こちらの報道でも日本の「集団的自衛権反対、9条を守れデモ」が報道されますが、これは安倍さんにとっては有利になるのでは、と思い
ます。日本国民が戦争に懲りて、二度と戦争したくないという強い意志を示しているのは、日本が平和を求めているという印象を与えるし
、それに反して集団的自衛権を行使しなければならない、というのは「よっぽど、状況が切羽詰っているのだろう」というのはオーストラリ
ア人にとっては自明です。
先ほど記者会見がありましたが、捕鯨についての質問がありました。
安倍さんは「国際法に従います」とはっきり答えましたが、アボットさんが、「日本がICEの決定に従うのは素晴らしい。
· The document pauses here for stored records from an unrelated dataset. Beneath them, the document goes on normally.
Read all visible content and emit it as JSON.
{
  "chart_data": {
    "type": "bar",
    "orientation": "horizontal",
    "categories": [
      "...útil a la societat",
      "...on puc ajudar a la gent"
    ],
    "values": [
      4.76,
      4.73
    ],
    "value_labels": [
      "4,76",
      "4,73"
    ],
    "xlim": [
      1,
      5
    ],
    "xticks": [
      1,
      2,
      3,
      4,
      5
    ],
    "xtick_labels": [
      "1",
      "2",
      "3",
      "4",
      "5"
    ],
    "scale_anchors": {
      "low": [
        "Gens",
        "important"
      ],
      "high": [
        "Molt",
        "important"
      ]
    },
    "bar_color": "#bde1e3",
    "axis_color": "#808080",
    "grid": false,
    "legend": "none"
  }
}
日本は国際的に模
範的な市民です。捕鯨に関しては、日豪は意見が合わないが、だからと言って友人でいられないと言うわけではない。私たちの繋がりは、
その小さな食い違いに比べ、もっともっと深いのです」。
それから、集団的自衛権について産経の方が質問しましたが、またアボットさん、「オーストラリア風に(率直な感じで)言わせてもらえば、
日本を信用しませんか。日本を過去で判断するのではなく、現代の姿で判断しよう。日本は第一級の模範的国です」。

他にもいっぱい書きたい事がありましたが、国会議事堂でのスピーチで一番拍手が大きかったのはアボットさんが「私はオーストラリア
の若者に日本に行くように勧めます。そして、日本人の方々はオーストラリアで歓迎されます」と言って、安倍さんも、「私も日本の若者に
オーストラリアへ行きましょう。そしてオーストラリアの皆さん、日本にもようこそ」と。まあ、明るい調子で言ったのが良かったですね。